Since we crossed the border into the USA, we've hit up Glacier, Yellowstone and Grand Teton National Parks. Our minds were completely blown by the diverse geography, wildlife, and of course the plethora of outdoor activities that these parks had to offer. So if you haven't experienced one of the National Parks yet, don't wait! If you're like Jenna, start reading up on the Parks and plan your trip as soon as rationally possible. If you're like Josh, just drop everything, get in your car, and do it now! You can figure it out on the way! Either way, make the drive to explore a National Park and we promise it'll be worth it.
This park is the wet dream of any avid fly fisherman or hardcore back country hiker. For the rest of us, the result of staying here too long is you will think you’ve become an avid fly fisherman and hardcore back country hiker. The best part of Glacier is definitely its raw natural beauty. With jaw-dropping vistas at every corner, it’s a wonder that this Park has no development – way to go US Parks Service! You should certainly drive the Going-To-The-Sun-Road like the rest of the crowds. But when you want to find solitude, be sure to check out the West slope around Bowman and Kintla Lakes.

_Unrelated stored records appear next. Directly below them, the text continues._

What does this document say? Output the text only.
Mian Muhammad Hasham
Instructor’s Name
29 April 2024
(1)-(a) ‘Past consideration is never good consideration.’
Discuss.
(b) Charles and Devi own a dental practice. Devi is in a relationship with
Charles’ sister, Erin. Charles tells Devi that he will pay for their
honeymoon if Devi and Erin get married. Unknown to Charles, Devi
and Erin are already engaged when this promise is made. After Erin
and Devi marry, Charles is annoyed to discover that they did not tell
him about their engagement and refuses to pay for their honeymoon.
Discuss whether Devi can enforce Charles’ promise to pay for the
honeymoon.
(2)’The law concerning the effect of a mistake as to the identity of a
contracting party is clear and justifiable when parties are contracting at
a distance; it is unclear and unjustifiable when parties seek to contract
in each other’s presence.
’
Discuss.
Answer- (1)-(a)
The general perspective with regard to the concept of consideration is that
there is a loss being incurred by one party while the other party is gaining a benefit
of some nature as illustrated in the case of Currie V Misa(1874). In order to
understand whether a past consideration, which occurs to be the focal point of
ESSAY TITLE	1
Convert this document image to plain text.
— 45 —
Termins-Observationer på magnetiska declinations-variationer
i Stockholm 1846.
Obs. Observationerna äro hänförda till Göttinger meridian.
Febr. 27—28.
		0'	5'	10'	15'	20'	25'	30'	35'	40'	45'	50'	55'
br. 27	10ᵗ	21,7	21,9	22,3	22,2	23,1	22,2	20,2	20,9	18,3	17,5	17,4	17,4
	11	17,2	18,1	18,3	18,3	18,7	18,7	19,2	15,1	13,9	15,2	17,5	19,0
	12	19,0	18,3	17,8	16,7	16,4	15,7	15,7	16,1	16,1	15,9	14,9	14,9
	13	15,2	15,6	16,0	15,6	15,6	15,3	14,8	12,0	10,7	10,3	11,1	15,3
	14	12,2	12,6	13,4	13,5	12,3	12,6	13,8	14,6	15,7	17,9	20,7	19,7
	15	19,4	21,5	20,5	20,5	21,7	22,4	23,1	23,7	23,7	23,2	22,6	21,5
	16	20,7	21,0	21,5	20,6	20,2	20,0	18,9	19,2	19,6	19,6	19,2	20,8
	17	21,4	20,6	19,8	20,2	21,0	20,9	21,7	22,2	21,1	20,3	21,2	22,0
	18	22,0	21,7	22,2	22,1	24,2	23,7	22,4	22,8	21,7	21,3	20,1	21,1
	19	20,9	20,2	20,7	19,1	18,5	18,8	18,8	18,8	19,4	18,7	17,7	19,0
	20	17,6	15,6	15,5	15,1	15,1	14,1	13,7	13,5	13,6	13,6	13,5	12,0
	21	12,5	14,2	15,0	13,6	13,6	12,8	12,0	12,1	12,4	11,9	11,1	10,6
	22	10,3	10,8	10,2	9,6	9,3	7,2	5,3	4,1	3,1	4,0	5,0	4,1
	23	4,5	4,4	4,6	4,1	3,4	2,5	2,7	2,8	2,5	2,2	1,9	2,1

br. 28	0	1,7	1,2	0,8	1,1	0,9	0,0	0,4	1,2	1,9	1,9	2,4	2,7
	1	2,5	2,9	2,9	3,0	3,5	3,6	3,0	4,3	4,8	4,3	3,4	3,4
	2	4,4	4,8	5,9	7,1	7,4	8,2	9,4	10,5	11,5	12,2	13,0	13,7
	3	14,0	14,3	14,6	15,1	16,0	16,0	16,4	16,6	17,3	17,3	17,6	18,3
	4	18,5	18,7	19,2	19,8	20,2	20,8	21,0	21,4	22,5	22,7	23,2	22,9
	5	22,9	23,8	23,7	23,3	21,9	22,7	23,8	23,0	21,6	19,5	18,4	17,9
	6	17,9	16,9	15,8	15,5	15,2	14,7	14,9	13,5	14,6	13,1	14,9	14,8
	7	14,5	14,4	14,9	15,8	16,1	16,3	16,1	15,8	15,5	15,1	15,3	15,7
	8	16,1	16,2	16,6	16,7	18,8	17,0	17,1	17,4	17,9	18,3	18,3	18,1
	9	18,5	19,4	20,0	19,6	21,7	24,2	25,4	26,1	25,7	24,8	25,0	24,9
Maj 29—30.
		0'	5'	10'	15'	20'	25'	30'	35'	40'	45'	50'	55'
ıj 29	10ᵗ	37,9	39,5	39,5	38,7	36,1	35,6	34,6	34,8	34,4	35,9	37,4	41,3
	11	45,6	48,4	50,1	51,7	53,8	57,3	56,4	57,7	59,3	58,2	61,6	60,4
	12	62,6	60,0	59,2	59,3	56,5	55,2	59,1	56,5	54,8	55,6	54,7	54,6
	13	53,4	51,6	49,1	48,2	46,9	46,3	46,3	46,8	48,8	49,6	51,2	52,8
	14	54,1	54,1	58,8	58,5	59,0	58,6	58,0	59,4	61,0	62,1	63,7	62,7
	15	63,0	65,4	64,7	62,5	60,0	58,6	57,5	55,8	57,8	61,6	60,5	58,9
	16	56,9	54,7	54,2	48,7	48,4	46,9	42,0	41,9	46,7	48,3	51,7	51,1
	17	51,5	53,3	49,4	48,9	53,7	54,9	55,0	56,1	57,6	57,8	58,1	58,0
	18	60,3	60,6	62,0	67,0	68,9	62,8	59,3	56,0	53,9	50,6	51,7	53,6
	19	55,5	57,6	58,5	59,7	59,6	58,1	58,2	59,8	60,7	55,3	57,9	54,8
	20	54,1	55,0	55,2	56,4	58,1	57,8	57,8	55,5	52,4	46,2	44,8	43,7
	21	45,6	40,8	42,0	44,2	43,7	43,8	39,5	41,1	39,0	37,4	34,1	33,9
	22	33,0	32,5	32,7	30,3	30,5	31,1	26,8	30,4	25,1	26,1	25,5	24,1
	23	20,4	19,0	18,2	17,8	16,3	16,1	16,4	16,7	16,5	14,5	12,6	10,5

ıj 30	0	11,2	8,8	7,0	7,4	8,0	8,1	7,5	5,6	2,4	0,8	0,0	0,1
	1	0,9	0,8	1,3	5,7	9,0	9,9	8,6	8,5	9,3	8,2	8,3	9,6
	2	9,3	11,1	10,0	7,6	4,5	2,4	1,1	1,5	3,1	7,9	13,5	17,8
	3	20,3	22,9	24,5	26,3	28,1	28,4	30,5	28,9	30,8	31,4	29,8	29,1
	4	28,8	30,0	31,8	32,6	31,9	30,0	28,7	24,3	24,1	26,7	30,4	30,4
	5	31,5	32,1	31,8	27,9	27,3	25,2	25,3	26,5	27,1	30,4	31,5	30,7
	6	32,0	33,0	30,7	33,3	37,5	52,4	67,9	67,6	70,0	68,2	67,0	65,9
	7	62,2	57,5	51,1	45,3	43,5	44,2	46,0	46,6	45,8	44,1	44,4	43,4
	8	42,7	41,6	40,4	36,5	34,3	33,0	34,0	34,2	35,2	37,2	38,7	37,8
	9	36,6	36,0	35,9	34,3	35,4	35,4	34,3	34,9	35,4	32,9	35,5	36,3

Yellowstone’s got it goin’ on. Surely there is no more accessible place with such uniquely rich naturalism. You could literally drive around Yellowstone for five days without getting out (as some tourists do) and still leave satisfied. Do you like hot springs? How about a dip in the Boiling River? Or maybe wildlife is your thing. If so, head to the Lamar Valley, where we experienced herds of bison being epic, a grizzly bear fishing, pronghorn antelope frolicking, a black bear and two cubs playing in the trees, and a wolf pack cruising the plains – all within the first 24 hours of entering the park! Later, we encountered a group of mountain goats head butting. One bison tried to kiss Lux through the truck window and another came to our campsite to play with Arjuna! And then there’s the geysers, pools, springs and other associated volcanic awesomeness. Although Old Faithful is a must-see, we found it to be a little, well, old. If you can time it right, hit up Beehive Geyser, Grotto Geyser, and definitely make the 5 mile bike or walk to see Lonestar Geyser. Our favourite hike was Mount Washburn where you earn incredible panoramic views of nearly the whole park. When you include Yellowstone Lake and great fly fishing, not to mention the thousands of things we didn’t even get to, it’s no wonder they limit the amount of time you can stay in the park during the summer!
The Tetons are like the shy little sister to Yellowstone: perhaps less outgoing and popular, but surprisingly more sexy. The way these mountains explode out of the surrounding lakes and plains is nothing short of breath taking. This park is worth seeing in its own right, but you can also use it as a respite from the hoards in Yellowstone. If your heart desires, you could conquer much of this park in only a couple of days. You may find yourself drawn again to the back country partaking in extreme mountaineering, or simply basking lakeside in the inescapable granite monoliths. Make sure your camera battery is charged, because your desire to fully capture the glory of the Tetons on film will be insatiable.
Here are a few helpful tips we learned during our stay in the National Parks:
1.The early bird gets the worm:
We can’t stress this point enough. Even sunrise isn’t too early. Be the first ones up to beat the crowds, the heat, and receive a more unimpeded experience of the landscape and wildlife. The steaming springs and geysers in Yellowstone are especially mystical at dawn. Also, it’s important to note that most campgrounds are full by 11am – the good ones at 8am.
2. For the frugalists:
Fill your gas tank, stock your food supplies, and load up on your favourite fermented beverage far outside the park. (Supplies for s’mores would easily run you $40 including firewood at one of the Yellowstone markets.) Free camping is impossible within park limits, but you can drive just outside the park boundaries and find somewhere to pull off and sleep if all you need is a crash spot. We also had luck splitting a campsite in the park with another couple who were tenting and got some great campfire company as well!
3. When it comes to kids, bring your Swiss Army Knife:
A seemingly easy excursion can quickly become a potentially endless adventure, as there is something that warrants your or your child’s attention around every corner and in every hole. A bounty of snacks and drinks, ample sunscreen, and a plethora of clothing options are a must every time you leave your vehicle. But don’t worry, the smile that light’s your kids’ faces when they see their first geyser and that first sip of cold beer at the end of the journey will far outweigh the burden of your hiking backpack.